2.  Transaksi antara Perusahaan dengan Karyawan, anggota Direksi, atau anggota Dewan Komisaris Perusahaan tersebut maupun dengan Karyawan, anggota Direksi, atau anggota Dewan Komisaris Perusahaan Terkendali dengan persyaratan yang sama, sepanjang hal tersebut telah disetujui RUPS. Dalam Transaksi tersebut termasuk pula manfaat yang diberikan oleh Perusahaan kepada semua Karyawan, anggota Direksi, atau anggota Dewan Komisaris dengan persyaratan yang sama, menurut kebijakan yang ditetapkan Perusahaan;

3.  Transaksi dengan nilai transaksi tidak melebihi 0,5% (nol koma lima perseratus) dari modal disetor Perusahaan dan tidak melebihi jumlah Rp5.000.000.000,00 (lima miliar rupiah);
Note:
-  kata “dan” berarti bersifat kumulatif tidak melebihi 0,5% dari modal disetor Perusahaan dan tidak melebihi jumlah 5 miliar rupiah yang berarti Transaksi menjadi hanya wajib dilaporkan kepada OJK tanpa wajib Mengumumkan keterbukaan informasi atas Transaksi kepada masyarakat.
-  Apabila salah satu saja melebihi (terlewati) maka terkena kewajiban untuk mengumumkan keterbukaan informasi kepada masyarakat dan menyampaikan bukti pengumuman dan dokumen pendukungnya kepada OJK.

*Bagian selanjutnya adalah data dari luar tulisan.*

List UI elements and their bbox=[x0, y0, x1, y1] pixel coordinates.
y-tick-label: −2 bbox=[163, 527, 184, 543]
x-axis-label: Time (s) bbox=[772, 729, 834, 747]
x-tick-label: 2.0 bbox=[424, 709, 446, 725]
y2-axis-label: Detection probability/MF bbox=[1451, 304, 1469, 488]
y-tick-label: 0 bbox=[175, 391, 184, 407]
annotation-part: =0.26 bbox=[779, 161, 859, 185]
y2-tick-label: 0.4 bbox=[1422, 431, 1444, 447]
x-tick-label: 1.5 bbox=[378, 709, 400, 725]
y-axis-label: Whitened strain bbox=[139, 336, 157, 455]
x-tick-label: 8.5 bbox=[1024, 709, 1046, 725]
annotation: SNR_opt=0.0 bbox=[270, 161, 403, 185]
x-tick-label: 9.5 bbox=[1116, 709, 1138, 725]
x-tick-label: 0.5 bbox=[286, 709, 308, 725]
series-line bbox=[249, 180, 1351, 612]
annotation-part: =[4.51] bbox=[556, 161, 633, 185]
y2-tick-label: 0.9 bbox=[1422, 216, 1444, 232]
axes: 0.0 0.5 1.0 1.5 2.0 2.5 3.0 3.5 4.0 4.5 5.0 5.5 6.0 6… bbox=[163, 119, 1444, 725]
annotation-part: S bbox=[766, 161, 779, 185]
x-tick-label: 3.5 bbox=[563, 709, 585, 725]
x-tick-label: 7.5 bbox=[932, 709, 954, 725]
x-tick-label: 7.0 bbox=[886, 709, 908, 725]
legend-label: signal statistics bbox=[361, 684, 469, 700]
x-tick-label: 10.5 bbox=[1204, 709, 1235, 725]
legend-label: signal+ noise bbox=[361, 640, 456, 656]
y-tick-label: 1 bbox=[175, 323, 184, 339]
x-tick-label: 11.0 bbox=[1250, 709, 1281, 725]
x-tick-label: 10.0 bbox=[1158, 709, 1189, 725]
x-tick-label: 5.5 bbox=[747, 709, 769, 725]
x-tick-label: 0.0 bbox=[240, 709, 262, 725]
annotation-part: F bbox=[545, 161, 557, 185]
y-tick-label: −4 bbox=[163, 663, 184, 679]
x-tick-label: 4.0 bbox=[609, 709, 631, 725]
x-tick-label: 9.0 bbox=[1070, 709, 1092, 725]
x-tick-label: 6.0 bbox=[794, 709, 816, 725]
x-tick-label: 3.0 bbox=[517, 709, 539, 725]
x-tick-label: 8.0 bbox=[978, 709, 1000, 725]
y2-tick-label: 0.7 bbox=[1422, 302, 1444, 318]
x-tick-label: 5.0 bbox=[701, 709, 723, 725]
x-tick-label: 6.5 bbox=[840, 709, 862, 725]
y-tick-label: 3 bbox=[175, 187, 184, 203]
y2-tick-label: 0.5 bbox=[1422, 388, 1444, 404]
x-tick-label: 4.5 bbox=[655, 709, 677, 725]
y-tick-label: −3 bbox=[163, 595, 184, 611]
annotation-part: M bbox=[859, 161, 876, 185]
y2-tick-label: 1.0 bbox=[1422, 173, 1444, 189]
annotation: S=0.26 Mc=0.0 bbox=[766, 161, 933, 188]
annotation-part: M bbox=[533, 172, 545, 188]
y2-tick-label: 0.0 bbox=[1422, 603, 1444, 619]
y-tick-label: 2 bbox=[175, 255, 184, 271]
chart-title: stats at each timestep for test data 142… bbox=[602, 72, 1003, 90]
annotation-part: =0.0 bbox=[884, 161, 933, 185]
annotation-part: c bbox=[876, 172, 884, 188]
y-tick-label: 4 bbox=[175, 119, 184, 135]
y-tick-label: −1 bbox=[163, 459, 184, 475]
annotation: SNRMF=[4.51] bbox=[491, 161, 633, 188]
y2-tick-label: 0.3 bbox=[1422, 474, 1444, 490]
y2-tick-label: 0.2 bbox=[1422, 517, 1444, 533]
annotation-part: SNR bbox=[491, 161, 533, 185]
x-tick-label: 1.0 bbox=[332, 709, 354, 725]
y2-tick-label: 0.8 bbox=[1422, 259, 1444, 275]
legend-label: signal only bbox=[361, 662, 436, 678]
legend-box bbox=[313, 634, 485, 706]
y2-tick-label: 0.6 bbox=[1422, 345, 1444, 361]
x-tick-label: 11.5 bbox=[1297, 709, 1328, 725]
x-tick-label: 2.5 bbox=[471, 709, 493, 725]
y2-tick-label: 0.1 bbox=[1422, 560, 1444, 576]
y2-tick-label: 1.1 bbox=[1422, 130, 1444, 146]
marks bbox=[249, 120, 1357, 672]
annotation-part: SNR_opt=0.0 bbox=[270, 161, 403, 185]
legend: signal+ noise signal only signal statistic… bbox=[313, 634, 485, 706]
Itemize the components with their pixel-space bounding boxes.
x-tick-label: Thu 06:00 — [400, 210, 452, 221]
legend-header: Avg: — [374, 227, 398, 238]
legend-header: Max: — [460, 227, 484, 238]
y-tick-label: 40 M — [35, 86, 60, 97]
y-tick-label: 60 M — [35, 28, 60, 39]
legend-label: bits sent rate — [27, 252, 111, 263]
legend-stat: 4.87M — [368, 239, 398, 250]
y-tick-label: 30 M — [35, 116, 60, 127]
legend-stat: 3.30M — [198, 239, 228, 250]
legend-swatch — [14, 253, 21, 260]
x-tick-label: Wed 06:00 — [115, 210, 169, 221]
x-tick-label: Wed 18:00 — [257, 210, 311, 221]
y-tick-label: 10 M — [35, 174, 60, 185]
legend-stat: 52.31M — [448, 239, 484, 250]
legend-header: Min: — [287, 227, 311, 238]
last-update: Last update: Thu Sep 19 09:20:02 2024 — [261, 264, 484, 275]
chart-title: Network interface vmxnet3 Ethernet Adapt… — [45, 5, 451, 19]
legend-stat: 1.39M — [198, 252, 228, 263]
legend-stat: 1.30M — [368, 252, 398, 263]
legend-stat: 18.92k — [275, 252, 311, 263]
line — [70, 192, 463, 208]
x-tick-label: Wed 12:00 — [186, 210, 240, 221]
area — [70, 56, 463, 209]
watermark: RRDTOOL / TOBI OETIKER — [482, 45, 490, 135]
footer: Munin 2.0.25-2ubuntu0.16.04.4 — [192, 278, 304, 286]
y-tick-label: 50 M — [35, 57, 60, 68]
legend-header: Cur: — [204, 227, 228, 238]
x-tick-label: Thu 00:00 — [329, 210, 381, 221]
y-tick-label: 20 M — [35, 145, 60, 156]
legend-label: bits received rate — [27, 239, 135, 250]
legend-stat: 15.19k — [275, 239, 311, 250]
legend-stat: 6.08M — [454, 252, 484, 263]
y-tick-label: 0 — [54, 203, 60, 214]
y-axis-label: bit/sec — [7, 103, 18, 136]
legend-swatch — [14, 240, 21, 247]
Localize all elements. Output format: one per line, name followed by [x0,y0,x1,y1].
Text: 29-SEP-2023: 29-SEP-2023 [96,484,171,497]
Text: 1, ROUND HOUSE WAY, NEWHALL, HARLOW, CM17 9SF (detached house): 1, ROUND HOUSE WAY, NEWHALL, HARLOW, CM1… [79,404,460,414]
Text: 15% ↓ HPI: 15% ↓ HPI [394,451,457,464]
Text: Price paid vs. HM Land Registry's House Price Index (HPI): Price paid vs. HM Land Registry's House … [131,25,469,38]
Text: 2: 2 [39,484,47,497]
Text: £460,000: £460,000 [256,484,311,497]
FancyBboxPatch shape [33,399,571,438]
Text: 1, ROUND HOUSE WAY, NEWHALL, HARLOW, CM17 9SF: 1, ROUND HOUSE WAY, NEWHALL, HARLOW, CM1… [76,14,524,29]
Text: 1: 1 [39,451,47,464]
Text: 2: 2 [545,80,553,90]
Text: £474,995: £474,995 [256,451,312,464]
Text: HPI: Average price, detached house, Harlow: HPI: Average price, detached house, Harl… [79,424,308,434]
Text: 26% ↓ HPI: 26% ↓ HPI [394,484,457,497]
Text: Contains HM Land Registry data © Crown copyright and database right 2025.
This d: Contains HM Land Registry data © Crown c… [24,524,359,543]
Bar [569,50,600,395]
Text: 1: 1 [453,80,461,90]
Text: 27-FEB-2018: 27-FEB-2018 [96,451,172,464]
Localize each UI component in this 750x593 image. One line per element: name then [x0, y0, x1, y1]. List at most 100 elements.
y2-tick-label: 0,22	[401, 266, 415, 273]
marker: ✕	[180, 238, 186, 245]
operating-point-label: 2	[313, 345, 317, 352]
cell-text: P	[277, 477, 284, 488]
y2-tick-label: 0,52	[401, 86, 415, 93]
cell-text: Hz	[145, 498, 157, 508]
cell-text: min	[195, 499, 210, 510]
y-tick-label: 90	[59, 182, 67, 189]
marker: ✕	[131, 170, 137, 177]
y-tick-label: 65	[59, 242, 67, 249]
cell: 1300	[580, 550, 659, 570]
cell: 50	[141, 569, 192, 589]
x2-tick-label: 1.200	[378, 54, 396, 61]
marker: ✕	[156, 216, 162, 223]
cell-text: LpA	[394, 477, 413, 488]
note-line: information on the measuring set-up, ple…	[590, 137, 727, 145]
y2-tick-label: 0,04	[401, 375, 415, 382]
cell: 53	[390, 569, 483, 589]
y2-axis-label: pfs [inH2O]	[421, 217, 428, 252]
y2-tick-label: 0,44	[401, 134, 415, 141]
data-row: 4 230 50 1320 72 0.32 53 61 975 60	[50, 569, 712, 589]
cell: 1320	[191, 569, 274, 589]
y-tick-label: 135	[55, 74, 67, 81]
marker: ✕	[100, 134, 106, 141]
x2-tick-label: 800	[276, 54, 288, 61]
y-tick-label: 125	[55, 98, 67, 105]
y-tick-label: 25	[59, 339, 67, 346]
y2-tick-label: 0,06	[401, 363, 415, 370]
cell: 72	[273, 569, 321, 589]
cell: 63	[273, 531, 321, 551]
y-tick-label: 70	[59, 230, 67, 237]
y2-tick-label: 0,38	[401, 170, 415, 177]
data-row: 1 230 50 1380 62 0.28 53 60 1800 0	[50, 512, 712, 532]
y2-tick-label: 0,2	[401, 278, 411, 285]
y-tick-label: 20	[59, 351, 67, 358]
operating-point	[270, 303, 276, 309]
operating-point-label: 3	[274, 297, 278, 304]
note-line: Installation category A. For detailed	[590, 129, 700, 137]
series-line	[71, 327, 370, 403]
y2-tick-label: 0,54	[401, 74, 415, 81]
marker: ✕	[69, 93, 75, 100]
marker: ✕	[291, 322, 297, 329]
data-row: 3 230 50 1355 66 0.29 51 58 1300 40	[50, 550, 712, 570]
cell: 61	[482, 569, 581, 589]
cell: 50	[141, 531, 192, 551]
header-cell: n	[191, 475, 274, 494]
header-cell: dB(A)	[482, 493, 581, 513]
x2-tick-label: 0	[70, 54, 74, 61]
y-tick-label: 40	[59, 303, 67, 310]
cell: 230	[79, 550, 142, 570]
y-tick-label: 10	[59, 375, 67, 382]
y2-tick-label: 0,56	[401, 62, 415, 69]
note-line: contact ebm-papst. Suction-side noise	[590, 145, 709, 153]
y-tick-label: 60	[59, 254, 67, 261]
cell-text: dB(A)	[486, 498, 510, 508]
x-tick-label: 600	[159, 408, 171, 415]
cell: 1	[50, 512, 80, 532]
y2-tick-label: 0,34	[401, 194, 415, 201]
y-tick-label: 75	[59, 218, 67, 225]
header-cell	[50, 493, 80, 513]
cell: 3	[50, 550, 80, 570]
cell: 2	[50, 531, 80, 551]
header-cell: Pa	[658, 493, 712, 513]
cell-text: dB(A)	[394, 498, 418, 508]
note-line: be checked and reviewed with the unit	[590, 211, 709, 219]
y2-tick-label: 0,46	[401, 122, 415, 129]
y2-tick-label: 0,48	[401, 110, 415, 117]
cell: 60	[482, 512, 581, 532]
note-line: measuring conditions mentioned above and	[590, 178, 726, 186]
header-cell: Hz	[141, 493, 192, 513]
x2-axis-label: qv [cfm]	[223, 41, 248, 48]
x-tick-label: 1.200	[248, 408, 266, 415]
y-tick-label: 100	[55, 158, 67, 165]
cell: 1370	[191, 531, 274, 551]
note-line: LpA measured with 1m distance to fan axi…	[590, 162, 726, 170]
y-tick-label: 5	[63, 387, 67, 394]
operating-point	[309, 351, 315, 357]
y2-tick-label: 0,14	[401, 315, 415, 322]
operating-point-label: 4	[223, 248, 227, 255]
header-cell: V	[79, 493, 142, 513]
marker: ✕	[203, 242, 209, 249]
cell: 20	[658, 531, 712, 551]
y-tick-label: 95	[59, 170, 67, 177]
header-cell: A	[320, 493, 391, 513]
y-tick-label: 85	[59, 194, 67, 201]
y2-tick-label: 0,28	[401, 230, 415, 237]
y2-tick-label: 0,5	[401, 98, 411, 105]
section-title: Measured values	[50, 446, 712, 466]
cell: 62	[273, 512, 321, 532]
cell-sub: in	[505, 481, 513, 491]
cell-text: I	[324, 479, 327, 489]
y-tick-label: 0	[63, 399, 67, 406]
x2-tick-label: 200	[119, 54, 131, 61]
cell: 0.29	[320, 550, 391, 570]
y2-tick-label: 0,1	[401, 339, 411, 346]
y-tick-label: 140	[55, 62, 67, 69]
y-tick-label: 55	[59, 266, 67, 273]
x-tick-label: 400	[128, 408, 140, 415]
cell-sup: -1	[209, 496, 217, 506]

4.  Transaksi yang dilakukan oleh Perusahaan sebagai pelaksanaan peraturan perundang-undangan atau putusan pengadilan;

5.  Transaksi antara Perusahaan dengan Perusahaan Terkendali yang saham atau modalnya dimiliki paling kurang 99% (sembilan puluh sembilan perseratus) atau antara sesama Perusahaan Terkendali yang saham atau modalnya dimiliki paling kurang 99% (sembilan puluh sembilan perseratus) oleh Perusahaan dimaksud; dan/atau
Ilustrasi:

atau


6.  Transaksi antara Perusahaan dengan Perusahaan Terkendali yang saham atau modalnya tidak dimiliki seluruhnya dan tidak satu pun saham atau modal Perusahaan Terkendali dimiliki oleh anggota Dewan Komisaris, anggota Direksi, pemegang saham utama Perusahaan dimaksud, atau Pihak Terafiliasinya, dan laporan keuangan Perusahaan Terkendali tersebut dikonsolidasikan dengan Perusahaan.
Note:
-  Perusahaan Terkendali adalah suatu perusahaan yang dikendalikan baik secara langsung maupun tidak langsung oleh Perusahaan.
-  Tiga hal yang harus dipenuhi pada point ini, yaitu: (a) Transaksi terjadi antara Perusahaan dengan Perusahaan Terkendali; (b) Saham/modal Perusahaan Terkendali tidak dimiliki seluruhnya oleh Perusahaan; (c) Tidak satu pun Saham/modal Perusahaan Terkendali  dimiliki oleh anggota dewan komisaris, anggota direksi, pemegang saham utama Perusahaan, atau Pihak terafiliasi dari anggota dewan komisari, anggota direksi, pemegang saham utama Perusahaan; (d) Laporan Keuangan Perusahaan Terkendali telah dikonsolidasikan dengan Perusahaan.
-  “tidak dimiliki seluruhnya” berarti hanya dimiliki sebagian oleh Perusahaan. Sebagian dapat mengandung 2 (dua) pengertian: sebagian besar dan sebagian kecil. Contoh sebagian besar adalah 50,01% hingga 99,99 % sementara yang sisanya dimiliki pihak lain, apakah ini yang dimaksud oleh peraturan ini? Sedangkan sebagian kecil bisa berarti 0,1 % hingga 49,99 %.
-  “tidak satu pun saham/modal perusahaan terkendali dimiliki ...” berarti jika satu pun saham/modal perusahaan terkendali dimiliki maka terkena kewajiban untuk mengumumkan keterbukaan informasi kepada masyarakat dan menyampaikan bukti pengumuman dan dokumen pendukungnya kepada Bapepam dan LK.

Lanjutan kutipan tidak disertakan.